Há algo de inusitado no comportamento de certos setores da imprensa brasileira em relação às manifestações contra a corrupção: saíram do apoio em matérias e editoriais para, suprema ousadia, dirigi-las desde as redações. Apelando às chamadas “redes sociais”, sonham com massas sublevadas entoando slogans que reafirmem a sua pauta conversadora, com destaque para o voto distrital.

Em que pese o raquitismo das manifestações, as manchetes de alguns jornais e de certa revista semanal remetem-nos a um mundo parecido com aquele da Praça Tahir, no Cairo, nos dias que precederam à queda do ditador Hosni Mubarak. Tudo se passa como se o país estivesse ruindo e uma nova ordem prestes a emergir. Obviamente, não descarto a possibilidade de que parcelas da população se deixem seduzir pelo canto da sereia e, em um futuro próximo, tomem as ruas e praças das grandes cidades brasileiras com antigas bandeiras da UDN nas mãos.
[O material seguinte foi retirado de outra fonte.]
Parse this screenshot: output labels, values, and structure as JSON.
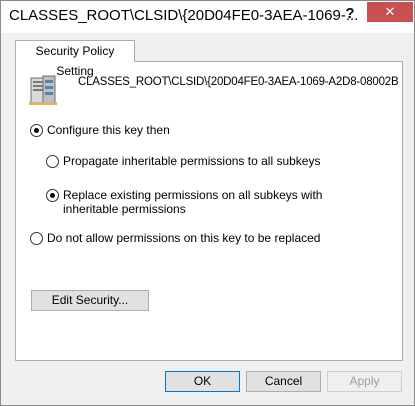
{
  "window": {
    "title": "CLASSES_ROOT\\CLSID\\{20D04FE0-3AEA-1069-...",
    "help_label": "?",
    "close_label": "✕"
  },
  "tabs": [
    {
      "label": "Security Policy Setting",
      "selected": true
    }
  ],
  "policy": {
    "key_path": "CLASSES_ROOT\\CLSID\\{20D04FE0-3AEA-1069-A2D8-08002B",
    "icon": "registry-server-icon",
    "options": {
      "configure": {
        "label": "Configure this key then",
        "checked": true
      },
      "propagate": {
        "label": "Propagate inheritable permissions to all subkeys",
        "checked": false
      },
      "replace": {
        "label": "Replace existing permissions on all subkeys with inheritable permissions",
        "checked": true
      },
      "do_not_allow": {
        "label": "Do not allow permissions on this key to be replaced",
        "checked": false
      }
    },
    "edit_security_label": "Edit Security..."
  },
  "footer": {
    "ok_label": "OK",
    "cancel_label": "Cancel",
    "apply_label": "Apply"
  }
}
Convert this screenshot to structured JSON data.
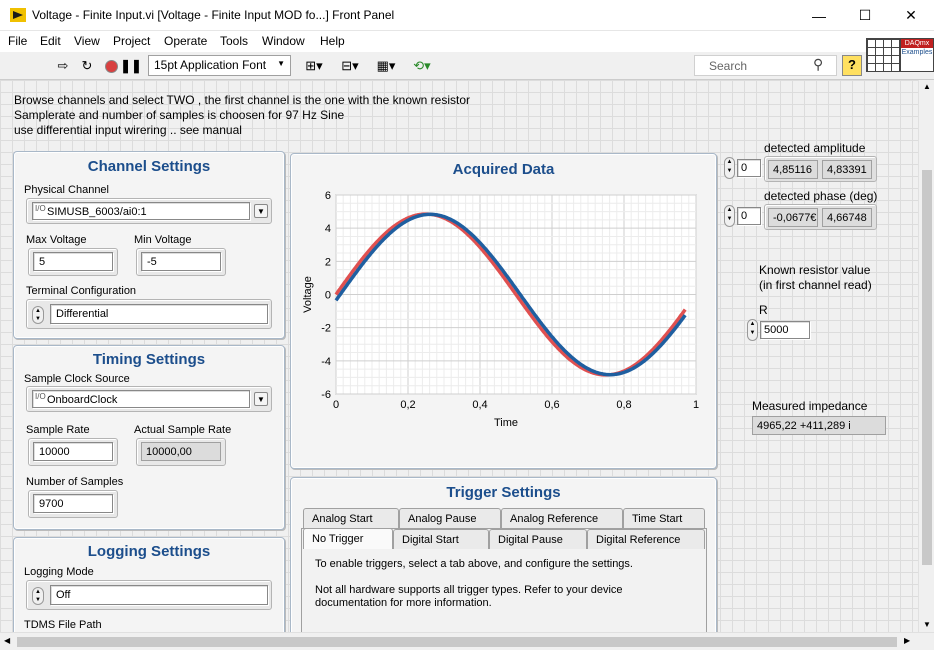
{
  "window": {
    "title": "Voltage - Finite Input.vi [Voltage - Finite Input MOD fo...] Front Panel",
    "minimize": "—",
    "maximize": "☐",
    "close": "✕"
  },
  "menu": [
    "File",
    "Edit",
    "View",
    "Project",
    "Operate",
    "Tools",
    "Window",
    "Help"
  ],
  "toolbar": {
    "font": "15pt Application Font",
    "search_placeholder": "Search"
  },
  "intro": [
    "Browse channels and select TWO , the first channel is the one with the known resistor",
    "Samplerate and number of samples is choosen for 97 Hz  Sine",
    "use differential input wirering .. see manual"
  ],
  "channel_settings": {
    "title": "Channel Settings",
    "physical_channel_label": "Physical Channel",
    "physical_channel": "SIMUSB_6003/ai0:1",
    "max_voltage_label": "Max Voltage",
    "max_voltage": "5",
    "min_voltage_label": "Min Voltage",
    "min_voltage": "-5",
    "terminal_label": "Terminal Configuration",
    "terminal": "Differential"
  },
  "timing_settings": {
    "title": "Timing Settings",
    "clock_source_label": "Sample Clock Source",
    "clock_source": "OnboardClock",
    "sample_rate_label": "Sample Rate",
    "sample_rate": "10000",
    "actual_rate_label": "Actual Sample Rate",
    "actual_rate": "10000,00",
    "num_samples_label": "Number of Samples",
    "num_samples": "9700"
  },
  "logging_settings": {
    "title": "Logging Settings",
    "mode_label": "Logging Mode",
    "mode": "Off",
    "path_label": "TDMS File Path"
  },
  "chart_data": {
    "type": "line",
    "title": "Acquired Data",
    "xlabel": "Time",
    "ylabel": "Voltage",
    "xlim": [
      0,
      1
    ],
    "ylim": [
      -6,
      6
    ],
    "xticks": [
      "0",
      "0,2",
      "0,4",
      "0,6",
      "0,8",
      "1"
    ],
    "yticks": [
      "6",
      "4",
      "2",
      "0",
      "-2",
      "-4",
      "-6"
    ],
    "grid": true,
    "series": [
      {
        "color": "#e05050",
        "amplitude": 4.85116,
        "frequency": 1,
        "phase_deg": 0
      },
      {
        "color": "#1f5fa0",
        "amplitude": 4.83391,
        "frequency": 1,
        "phase_deg": -4.2
      }
    ]
  },
  "trigger_settings": {
    "title": "Trigger Settings",
    "tabs_row1": [
      "Analog Start",
      "Analog Pause",
      "Analog Reference",
      "Time Start"
    ],
    "tabs_row2": [
      "No Trigger",
      "Digital Start",
      "Digital Pause",
      "Digital Reference"
    ],
    "active_tab": "No Trigger",
    "text1": "To enable triggers, select a tab above, and configure the settings.",
    "text2a": "Not all hardware supports all trigger types. Refer to your device",
    "text2b": "documentation for more information."
  },
  "detected_amplitude": {
    "label": "detected amplitude",
    "index": "0",
    "values": [
      "4,85116",
      "4,83391"
    ]
  },
  "detected_phase": {
    "label": "detected phase (deg)",
    "index": "0",
    "values": [
      "-0,0677€",
      "4,66748"
    ]
  },
  "resistor": {
    "label1": "Known resistor value",
    "label2": "(in first channel read)",
    "name": "R",
    "value": "5000"
  },
  "impedance": {
    "label": "Measured impedance",
    "value": "4965,22 +411,289 i"
  }
}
Não parece ser essa a possibilidade mais forte, no entanto.

Quem, em domínio razoável de suas faculdades mentais, colocar-se-ia contra o combate à corrupção? O problema é que sabemos, pelo menos desde os tempos em que Carlos Lacerda incitava os militares contra Getúlio Vargas, que essa é a “bandeira de luta” que resta aos que não possuem mais bandeiras no terreno da política. O moralismo é o ocaso de qualquer política. É, acima de tudo, a aversão conservadora ao embate de posições no espaço público. Especialmente quando essas posições são alimentadas por interesses legitimamente construídos no duro chão da vida social.

O udenismo é a configuração histórica mais vistosa do moralismo na política brasileira. E a sua grande vitória política foi a eleição de Jânio Quadros, em 1960. A contribuição do “homem da vassoura” à miséria política nacional, sabemos todos, não foi pequena. Nem falemos das “Senhoras de Santana”, as avós ideológicas dos manifestantes anticorrupção de nossos dias.

O udenismo mudou de cara, mas não tem como alterar radicalmente suas práticas. Sua produção discursiva mira depreciativamente pessoas, especialmente àquelas cujas trajetórias traduzem, mesmo que simbolicamente, a ascensão política “dos de baixo”. Getúlio Vargas, ontem; Lula, hoje. E se houver alguma possibilidade de tomar como alvo um ministro negro, pode-se esperar linchamento político.

Quando analisamos os discursos produzidos pelos combatentes anticorrupção nas ditas redes sociais damo-nos conta de que a fantasia de uma “primavera árabe” nos trópicos é apenas mais uma farsa em uma história já farsesca em demasia. Nesses discursos, caso alguém tenha paciência de sistematizar uma análise de seus conteúdos, escreve-se sobre corrupção, mas o alvo são os pobres e os nordestinos. Nada de novo, portanto.